Alguns torcedores optaram por colocar o carro próprio na estrada, saindo de São Paulo numa viagem de aproximadamente 2 mil quilômetros e quase 25h de duração. Houve casos em que torcedores mandaram seus carros via 'caminhão-cegonha' até Porto Alegre e saíram de lá sentido Montevidéu, reduzindo o tempo no volante para aproximadamente 800 km de viagem.

Muitos optaram pelos ônibus partindo direto de São Paulo. Tanto companhias regulares, quanto as chamadas caravanas, o que fez com que os preços variassem entre R$ 700 e R$ 900.

Mas nenhuma dessas alternativas foi a adotada pelo estudante de medicina Antonio Mutarelli, que reuniu mais dois amigos palmeirenses, também paulistas estudando em Minas, e resolveu dirigir de Belo Horizonte até Punta del Leste.

“Saímos de Belo Horizonte na quarta-feira de madrugada. Foram mais de 2.500 km rodados e pela falta de acomodações em Montevidéu tivemos que nos hospedar em Punta del Leste. A viagem foi tranquila, mas muito cansativa. Agora é descansar pra sábado chegar com as energias renovadas no Centenário”, relatou.

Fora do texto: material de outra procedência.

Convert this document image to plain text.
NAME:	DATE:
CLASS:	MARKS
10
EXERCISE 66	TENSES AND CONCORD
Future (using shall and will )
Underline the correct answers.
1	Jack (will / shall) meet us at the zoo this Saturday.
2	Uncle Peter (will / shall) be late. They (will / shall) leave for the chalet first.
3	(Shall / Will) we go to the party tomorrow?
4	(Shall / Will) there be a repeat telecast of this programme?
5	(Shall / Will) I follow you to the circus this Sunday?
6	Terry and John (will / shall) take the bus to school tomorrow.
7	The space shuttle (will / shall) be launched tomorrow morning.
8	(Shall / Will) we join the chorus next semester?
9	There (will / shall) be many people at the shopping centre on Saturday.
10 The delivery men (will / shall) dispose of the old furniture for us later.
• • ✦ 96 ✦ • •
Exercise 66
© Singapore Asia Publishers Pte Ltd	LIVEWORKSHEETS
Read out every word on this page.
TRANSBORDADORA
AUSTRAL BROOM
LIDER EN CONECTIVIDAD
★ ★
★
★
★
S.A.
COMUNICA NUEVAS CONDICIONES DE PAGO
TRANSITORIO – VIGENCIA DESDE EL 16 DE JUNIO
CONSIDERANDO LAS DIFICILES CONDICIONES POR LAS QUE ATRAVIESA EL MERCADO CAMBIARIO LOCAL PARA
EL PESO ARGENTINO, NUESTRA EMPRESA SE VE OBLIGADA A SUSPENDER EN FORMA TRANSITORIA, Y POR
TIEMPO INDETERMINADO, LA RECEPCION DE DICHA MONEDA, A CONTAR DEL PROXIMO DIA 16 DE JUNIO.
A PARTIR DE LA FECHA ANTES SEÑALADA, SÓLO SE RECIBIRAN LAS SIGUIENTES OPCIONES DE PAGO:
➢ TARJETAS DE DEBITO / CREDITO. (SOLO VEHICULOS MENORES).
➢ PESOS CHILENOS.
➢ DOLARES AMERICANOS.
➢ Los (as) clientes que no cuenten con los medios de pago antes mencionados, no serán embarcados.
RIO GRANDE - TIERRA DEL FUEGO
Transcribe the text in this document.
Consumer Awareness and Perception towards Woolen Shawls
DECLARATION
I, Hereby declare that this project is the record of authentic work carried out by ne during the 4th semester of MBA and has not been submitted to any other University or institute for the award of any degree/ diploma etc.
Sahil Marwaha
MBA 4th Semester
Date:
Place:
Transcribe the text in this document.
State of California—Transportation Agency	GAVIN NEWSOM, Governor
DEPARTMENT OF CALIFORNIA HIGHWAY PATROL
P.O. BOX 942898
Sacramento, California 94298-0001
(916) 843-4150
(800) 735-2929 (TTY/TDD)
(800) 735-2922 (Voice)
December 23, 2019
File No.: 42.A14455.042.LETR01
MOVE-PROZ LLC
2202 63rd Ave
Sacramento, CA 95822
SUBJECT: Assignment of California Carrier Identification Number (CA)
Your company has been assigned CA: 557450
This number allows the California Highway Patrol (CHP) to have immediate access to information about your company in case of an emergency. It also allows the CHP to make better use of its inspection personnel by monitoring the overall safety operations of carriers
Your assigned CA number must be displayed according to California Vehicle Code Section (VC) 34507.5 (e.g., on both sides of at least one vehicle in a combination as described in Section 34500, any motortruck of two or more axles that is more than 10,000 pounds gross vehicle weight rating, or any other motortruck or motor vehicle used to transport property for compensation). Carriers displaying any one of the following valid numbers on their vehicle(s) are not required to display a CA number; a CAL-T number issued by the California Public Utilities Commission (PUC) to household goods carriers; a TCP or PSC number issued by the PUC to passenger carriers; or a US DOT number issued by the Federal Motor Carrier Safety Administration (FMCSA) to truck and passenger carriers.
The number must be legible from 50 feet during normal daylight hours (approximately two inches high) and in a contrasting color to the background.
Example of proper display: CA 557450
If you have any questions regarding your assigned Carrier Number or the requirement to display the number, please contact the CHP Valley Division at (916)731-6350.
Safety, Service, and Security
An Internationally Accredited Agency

Para viajar de carro e cruzar a fronteira, além de ter os documentos em dia e carteira de habilitação válida, o torcedor que garantir o Seguro Carta Verde, uma autorização para conduzir o veículo próprio nos países vizinhos. Esse seguro custou em torno R$ 100.

Por água

Outros torcedores alviverdes encontraram uma alternativa um tanto quanto diferente. Com os preços dos voos diretos para Montevidéu três vezes mais caros, a saída encontrada pelo também palmeirense Renato Mercadante foi pegar um avião de São Paulo a Buenos Aires, capital da Argentina, e de lá atravessar na balsa que cruza o Rio da Prata. Em menos de quatro horas de barco, desembarcou em Montevidéu.

“Pegamos o BuqueBus (nome do navio) às 7 da manhã de quinta-feira e chegamos em Montevidéu às 10 horas”, disse.

Renato contou que comprou as passagens com antecedência e gastou em torno de R$ 4 mil nos trâmites, incluindo a passagem aérea e o navio.

“Foi muito confortável o navio, uma viagem tranquila. O problema é que tinham muitos flamenguistas”, brincou.

A estimativa divulgada na imprensa uruguaia é que mais de 35 mil brasileiros se desloquem para Montevidéu até sábado. Alternativas, como visto, não faltaram.